Bienvenue "Avenue des Diables-Bleus"

Publié le par la lectrice

Bienvenue "Avenue des Diables-Bleus"

Après Albi, c’est à Nice qu’un livre m’entraîne.

Ah la belle écriture de Nucera !

Qu’ai-je donc déjà lu de lui ? « Sa majesté le chat » ou « le greffier » ? je ne sais plus. Peut-être aucun mais je le connaissais par son amour des chats, et j’avais eu connaissance de l’accident qui causa sa mort.

Louis Nucéra, né le 17 juillet 1928 à Nice et mort le 9 août 2000 à Carros, est un écrivain français.

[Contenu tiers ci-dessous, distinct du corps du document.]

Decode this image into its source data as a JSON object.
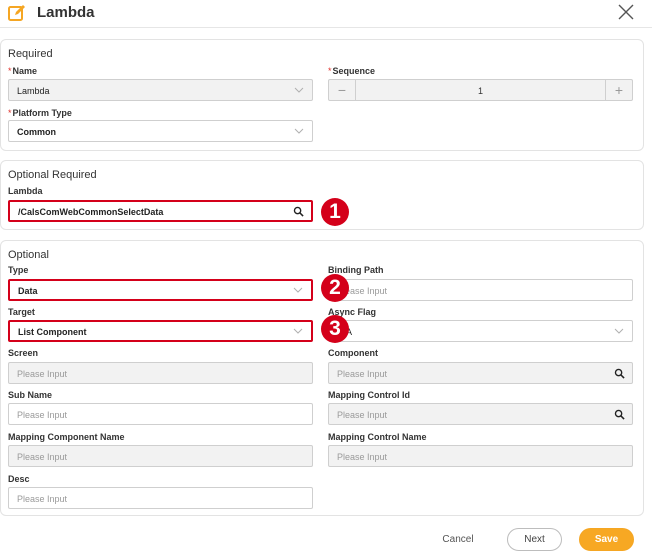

« Il a reçu le prix Interallié en 1981 et les grand prix de littérature de l'Académie française en 1993 et prix du roman populiste en 2005 pour l’ensemble de son œuvre. Louis Nucéra était connu pour sa passion du cyclisme, auquel il consacre notamment le livre Mes rayons de soleil. C'est en faisant du vélo qu'il meurt dans un accident de la route. D'abord inhumé au cimetière de Caucade, il repose, depuis le 9 août 2019, au cimetière du Château, son ultime demeure. »

« L'association « Lire à Saint-Étienne » a créé le prix « Les Soleils de Nucéra » (ou prix Louis-Nucéra) en 2002. Récompensant un roman publié dans l'année, dont le thème principal concerne le cyclisme, il est remis sur le podium de la course cycliste Paris-Nice à l'étape de Saint-Étienne, ou dans la ville-étape la plus proche. » (source Wikipédia 14/04/2020)

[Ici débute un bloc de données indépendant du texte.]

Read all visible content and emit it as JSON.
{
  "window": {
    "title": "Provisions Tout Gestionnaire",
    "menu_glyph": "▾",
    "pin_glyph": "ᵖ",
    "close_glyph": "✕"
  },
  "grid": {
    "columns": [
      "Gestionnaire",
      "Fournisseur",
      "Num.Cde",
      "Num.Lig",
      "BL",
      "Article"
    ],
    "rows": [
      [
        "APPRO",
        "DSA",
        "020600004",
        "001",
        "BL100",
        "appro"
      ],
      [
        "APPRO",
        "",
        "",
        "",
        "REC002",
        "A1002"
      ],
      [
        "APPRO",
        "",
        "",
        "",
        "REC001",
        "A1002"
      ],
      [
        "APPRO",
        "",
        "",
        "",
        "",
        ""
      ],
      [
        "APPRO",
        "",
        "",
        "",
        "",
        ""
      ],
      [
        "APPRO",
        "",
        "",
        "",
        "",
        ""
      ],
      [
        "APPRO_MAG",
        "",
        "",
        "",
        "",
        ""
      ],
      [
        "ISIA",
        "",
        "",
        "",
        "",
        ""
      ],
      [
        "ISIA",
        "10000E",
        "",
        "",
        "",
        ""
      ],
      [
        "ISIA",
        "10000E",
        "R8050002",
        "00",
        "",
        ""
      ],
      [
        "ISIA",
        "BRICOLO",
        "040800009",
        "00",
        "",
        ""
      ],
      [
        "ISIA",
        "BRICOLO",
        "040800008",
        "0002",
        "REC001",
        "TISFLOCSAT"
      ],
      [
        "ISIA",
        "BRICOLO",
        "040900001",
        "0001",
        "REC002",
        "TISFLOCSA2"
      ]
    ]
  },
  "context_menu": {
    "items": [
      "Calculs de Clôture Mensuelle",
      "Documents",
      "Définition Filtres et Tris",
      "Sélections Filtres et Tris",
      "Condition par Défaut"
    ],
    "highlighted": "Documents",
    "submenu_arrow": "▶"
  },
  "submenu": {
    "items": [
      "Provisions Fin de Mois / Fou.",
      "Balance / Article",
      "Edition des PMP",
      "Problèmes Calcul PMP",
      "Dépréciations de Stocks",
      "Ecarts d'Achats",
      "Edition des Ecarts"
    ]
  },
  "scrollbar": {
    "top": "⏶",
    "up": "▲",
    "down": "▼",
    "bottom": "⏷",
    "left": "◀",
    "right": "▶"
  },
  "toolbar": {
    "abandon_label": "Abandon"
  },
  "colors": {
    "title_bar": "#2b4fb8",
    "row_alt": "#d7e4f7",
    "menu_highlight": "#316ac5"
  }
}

Mais revenons à nos Diables-Bleus.

Ici c’est à Nice que nous partons avec l’auteur qui quitte Montmartre et va vivre quelques semaines chez la grand-mère de sa femme. Une ville qu’il connaît pour y avoir passé son enfance ; les souvenirs remontent, et l’histoire de Nice et du Comté de Nice nous est contée.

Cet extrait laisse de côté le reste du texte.